Developer Playground

URL Encode/Decode

URL encoding means replacing certain characters in a URL with a percent sign (%) followed by two hexadecimal digits.


What is URL Encoding?

URL encoding, also known as Percent-encoding, is a mechanism for encoding information in a Uniform Resource Identifier (URI). Since URLs can only be sent over the Internet using the ASCII character-set, any characters outside this set must be converted into a valid ASCII format.

Reserved vs. Unreserved Characters

Characters in a URL are divided into two categories:

  • Unreserved: Characters that have no special meaning and can be used directly (A-Z, a-z, 0-9, -, ., _, ~).
  • Reserved: Characters that have special structural meanings (:, /, ?, #, [, ], @, !, $, &, ', (, ), *, +, ,, ;, =). These must be encoded if used as data.

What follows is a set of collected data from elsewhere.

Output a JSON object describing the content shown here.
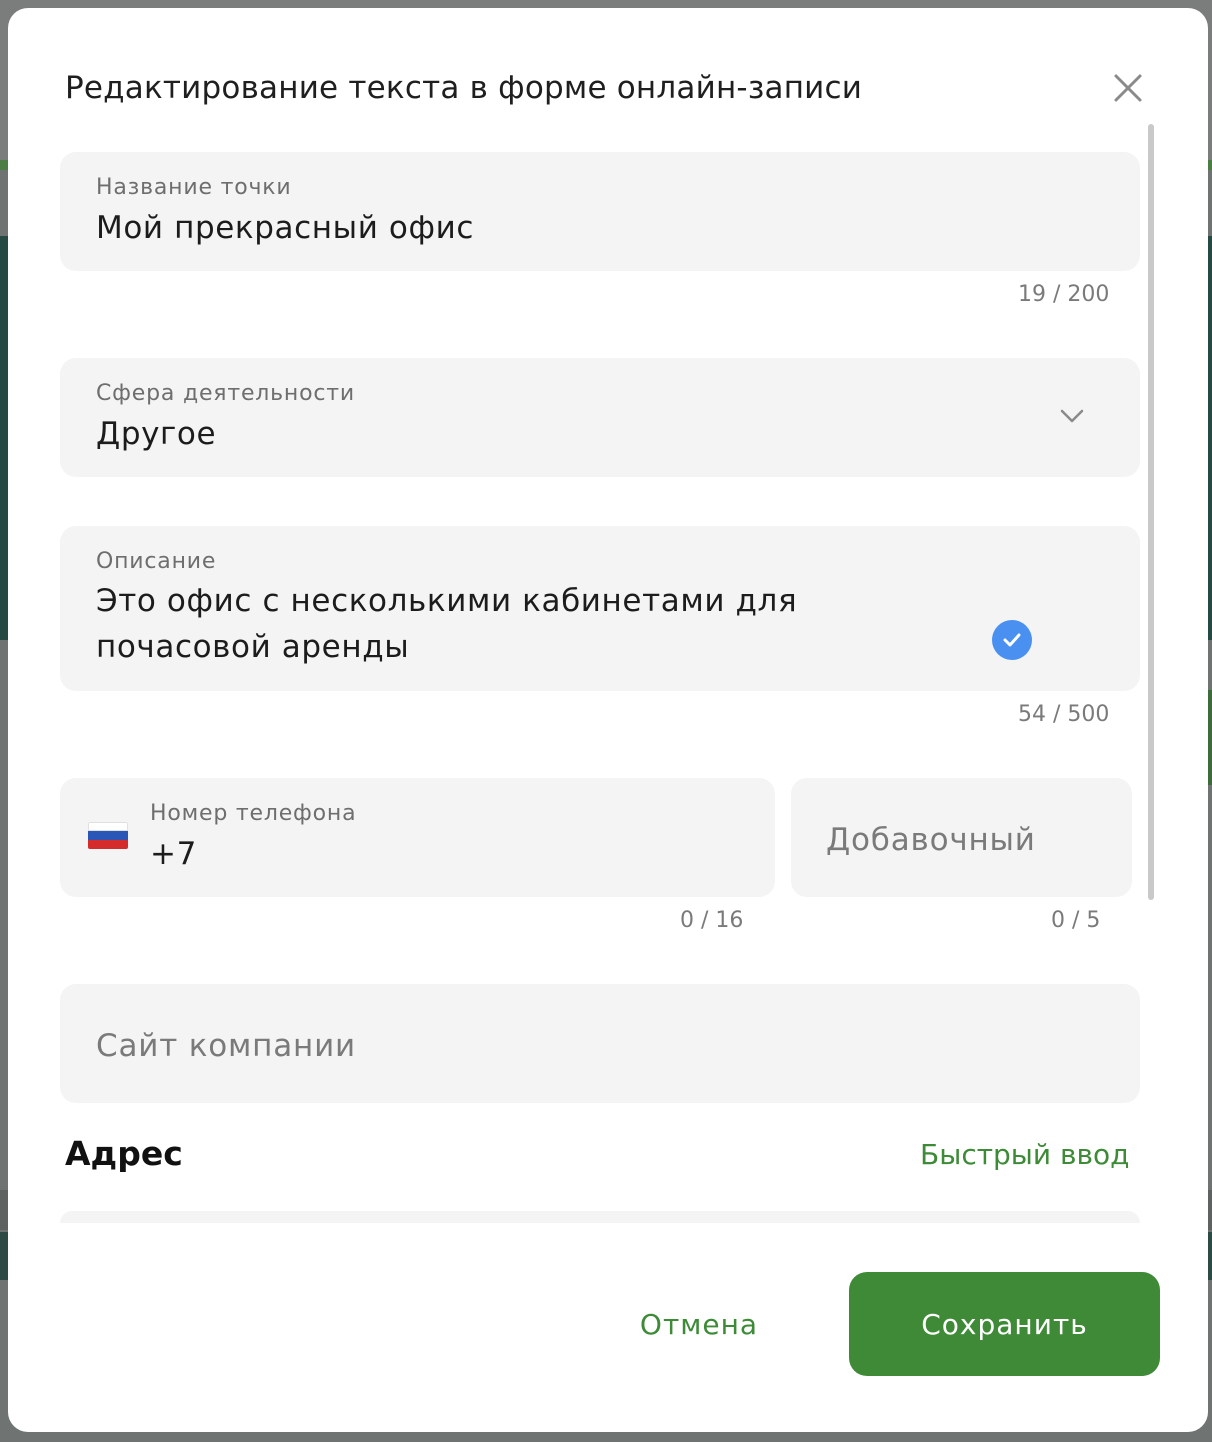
{
  "dialog": {
    "title": "Редактирование текста в форме онлайн-записи"
  },
  "fields": {
    "name": {
      "label": "Название точки",
      "value": "Мой прекрасный офис",
      "counter": "19 / 200"
    },
    "sphere": {
      "label": "Сфера деятельности",
      "value": "Другое"
    },
    "description": {
      "label": "Описание",
      "value": "Это офис с несколькими кабинетами для почасовой аренды",
      "counter": "54 / 500"
    },
    "phone": {
      "label": "Номер телефона",
      "value": "+7",
      "counter": "0 / 16"
    },
    "extension": {
      "placeholder": "Добавочный",
      "counter": "0 / 5"
    },
    "website": {
      "placeholder": "Сайт компании"
    }
  },
  "address": {
    "title": "Адрес",
    "quick_input": "Быстрый ввод"
  },
  "footer": {
    "cancel_label": "Отмена",
    "save_label": "Сохранить"
  },
  "colors": {
    "accent_green": "#3f8a37",
    "check_blue": "#4a90f0",
    "field_bg": "#f4f4f4"
  },
  "icons": {
    "close": "close-icon",
    "dropdown": "chevron-down-icon",
    "valid": "check-circle-icon",
    "flag": "russia-flag-icon"
  }
}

encodeURI() vs. encodeURIComponent()

In web development, choosing the right encoding method is critical:

  • encodeURI(): Used for encoding a full URL. It ignores structural characters like http://, /, and ?.
  • encodeURIComponent(): Used for encoding a single component of a URL (like a query parameter). It encodes almost all non-ASCII and reserved characters, ensuring data doesn't break the URL structure.

Common Encoding Examples

CharacterEncoded ValueReason
Space%20 or +Not allowed in raw URLs
&%26Used as parameter separator
=%3DUsed for key-value assignment

Security and Performance

Improper URL encoding can lead to serious security vulnerabilities such as Open Redirects or Parameter Pollution. Always encode user-provided data before appending it to a URL string. Additionally, modern browsers handle some encoding automatically, but server-side processing still relies on standardized percent-encoding for data integrity.